Authored by: Nicholas Culver, Founding Member, The Horinko Group
March 22, 2009
In the face of dwindling consumer confidence, continued business retrenchment, and a banking sector on life support, President Obama’s plans for a cap and trade system by 2012 are bold. The U.S. faces financial ruin today, while the phenomenon of climate change remains largely a threat of tomorrow. Nevertheless, once the economy recovers, slowing the effects of climate change should be a high priority for the administration.
Obama’s Cap and Trade System
Without major reductions in greenhouse gases, climate change will intensify major weather patterns, disrupt the global food supply, and raise sea levels enough to threaten dozens of major cities. A cap and trade system, as outlined by the Obama administration, would force large-scale emitters to buy permits for the right to emit greenhouse gases, thereby providing the government with the ability to control total emissions.
The permits would be re-sellable, allowing companies that face the highest retrofitting costs to buy extra permits from companies able to reform at lower costs. The newly created market for permits would ensure that the most cost-effective reduction measures available are implemented first.
The cap and trade system will bring in $646 billion of revenue through 2019, according to the President’s budget. Annual government revenues will steadily increase thereafter, and eventually top $100 billion, as regulators gradually reduce the supply of permits available. By 2050, the system would reduce emissions to 83% below 2005 levels.
The provision to sell permits to major emitters, instead of giving them away without charge, is crucial. Free permits reward a history of profligate emissions, while auctions place the strongest incentives to mitigate or sequester carbon squarely on the largest sources. The challenge will be ensuring that Congress, which is responsible for final passage of the system, retains a strong provision for auctions.
The cap and trade system will effectively tax carbon-emitting activities, thereby discouraging them. A large portion of the tax will be passed onto households and businesses. Energy and transportation fuel prices will rise as energy producers pursue greener but more expensive alternatives. The research firm Point Carbon estimates the system would increase electricity rates by 7% on average, with higher costs in coal-dependent states. This tax in disguise can be justified not only by the higher costs that climate change would impose, but also by its palliative fiscal effect.
A Growing Debt
Alongside climate change, the U.S. faces a long-term fiscal crisis due to global trade imbalances, growing entitlement requirements, and the rising costs of fixing the banking sector. The national debt will reach $11 trillion shortly, over two-thirds of the U.S. annual gross domestic product. Foreign investors hold over a quarter of U.S. debt, double the share recorded in 1983, and two-thirds of foreign debt is held by central governments. A national debt out of control could set the stage for foreign flight from the dollar, rising interest rates, and sharp currency devaluation.
In order to control the debt in the medium term, spending must be cut or government revenues must increase. President Obama’s first move to address growing budgetary concerns will be to roll back recent income tax cuts for the top 2% of earners and raise the capital gains tax to 20% by 2011. However, the nation’s books cannot be balanced on the backs of the wealthy alone. This presents an important question: which additional economic activities should be taxed?

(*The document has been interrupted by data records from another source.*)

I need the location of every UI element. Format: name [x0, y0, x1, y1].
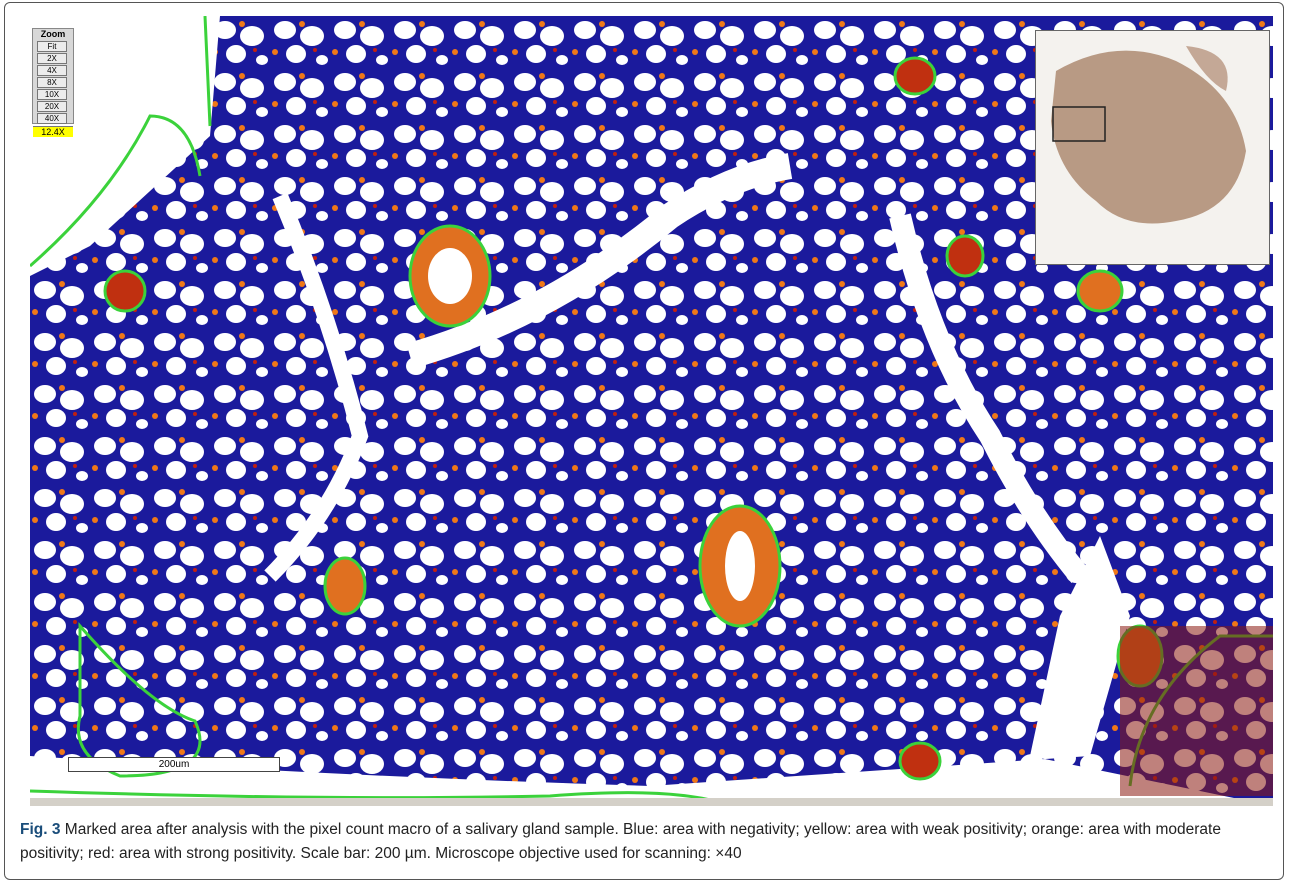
zoom-button[interactable]: 8X	[37, 77, 67, 88]
caption-text: Marked area after analysis with the pixe…	[20, 821, 1221, 862]
zoom-panel: Zoom Fit 2X 4X 8X 10X 20X 40X 12.4X	[32, 28, 74, 137]
zoom-button[interactable]: 2X	[37, 53, 67, 64]
zoom-button[interactable]: 20X	[37, 101, 67, 112]
micrograph	[30, 16, 1273, 806]
scale-bar: 200um	[68, 757, 280, 772]
overview-thumbnail	[1035, 30, 1270, 265]
figure-frame	[4, 2, 1284, 880]
zoom-current: 12.4X	[33, 126, 73, 137]
caption: Fig. 3 Marked area after analysis with t…	[20, 818, 1270, 866]
zoom-button[interactable]: 4X	[37, 65, 67, 76]
zoom-buttons: Fit 2X 4X 8X 10X 20X 40X	[33, 41, 73, 124]
zoom-button[interactable]: 10X	[37, 89, 67, 100]
caption-label: Fig. 3	[20, 821, 61, 838]
zoom-button[interactable]: Fit	[37, 41, 67, 52]
zoom-title: Zoom	[40, 29, 66, 39]
thumbnail-image	[1051, 46, 1246, 224]
zoom-button[interactable]: 40X	[37, 113, 67, 124]
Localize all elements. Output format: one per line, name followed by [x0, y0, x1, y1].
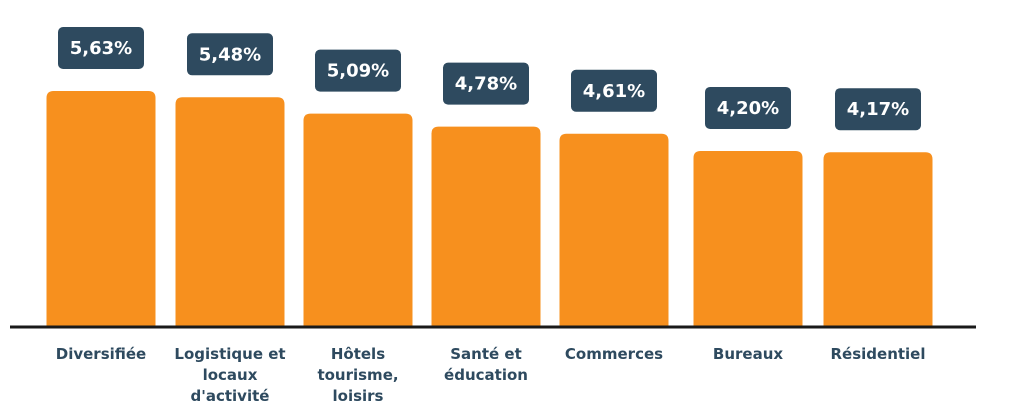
value-label-0: 5,63%: [70, 38, 132, 59]
value-label-2: 5,09%: [327, 61, 389, 82]
bar-6: [823, 152, 933, 327]
category-label-0: Diversifiée: [56, 345, 146, 363]
value-label-1: 5,48%: [199, 44, 261, 65]
value-badge-5: [705, 86, 791, 129]
bar-5: [693, 150, 803, 327]
category-label-4: Commerces: [565, 345, 663, 363]
bar-3: [431, 126, 541, 327]
value-label-6: 4,17%: [847, 99, 909, 120]
category-label-3: Santé et éducation: [444, 345, 528, 384]
value-badge-3: [443, 62, 529, 105]
bar-0: [46, 91, 156, 327]
value-label-3: 4,78%: [455, 74, 517, 95]
value-badge-1: [187, 33, 273, 76]
value-badge-2: [315, 49, 401, 92]
category-label-2: Hôtels tourisme, loisirs: [317, 345, 398, 405]
bar-1: [175, 97, 285, 327]
bar-2: [303, 113, 413, 327]
category-label-5: Bureaux: [713, 345, 783, 363]
value-label-5: 4,20%: [717, 98, 779, 119]
value-label-4: 4,61%: [583, 81, 645, 102]
bar-4: [559, 133, 669, 327]
category-label-6: Résidentiel: [830, 345, 925, 363]
value-badge-0: [58, 27, 144, 69]
value-badge-6: [835, 88, 921, 131]
value-badge-4: [571, 69, 657, 112]
category-label-1: Logistique et locaux d'activité: [174, 345, 285, 405]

On this question, economists as liberal as Princeton’s Paul Krugman and as conservative as Harvard’s Greg Mankiw agree: taxes should be levied on goods and services whose consumption impose a cost to society above and beyond the nominal price paid by the user. These activities carry a ”negative externality” and environmental degradation is a classic case.
It is clear that the price of electricity derived from coal combustion does not account for its contribution to future damages from climate change or its toll on natural landscapes. Similarly, the price of driving a car does not reflect the economic drag from traffic congestion in major cites or the geopolitical perils of securing a supply of oil abroad. A cap and trade system applies an additional fee to these activities, bringing the price closer to their true cost to society.
The President’s budget matches cap and trade revenues with expenditures for green energy investment ($120 billion) and for Making Work Pay tax credits for low and medium income earners ($526 billion), thereby giving the appearance that the system would not reduce budget deficits. But these programs are long-standing Obama campaign pledges, and merely constitute one slice of planned government expenditures, all of which must be paid for somehow. By using cap and trade revenues to offset these programs, the administration will solve one piece of the fiscal puzzle.
An Issue of Timing
Consensus projections point to an economic recovery beginning in the second half of this year and moderate growth in 2010, but this outcome is far from assured. An increased burden on households and businesses during recession would delay a return to economic growth. For this reason, Congress should ensure that plans for a cap and trade system are made contingent on a strong recovery.
As Clinton official James D. Baker noted ten years ago, “ignoring climate change will likely be the most costly of all possible choices, for our children and us.” A cap and trade system will contribute positively to U.S. fiscal solvency, while discouraging activities responsible for the slow degradation of our environment.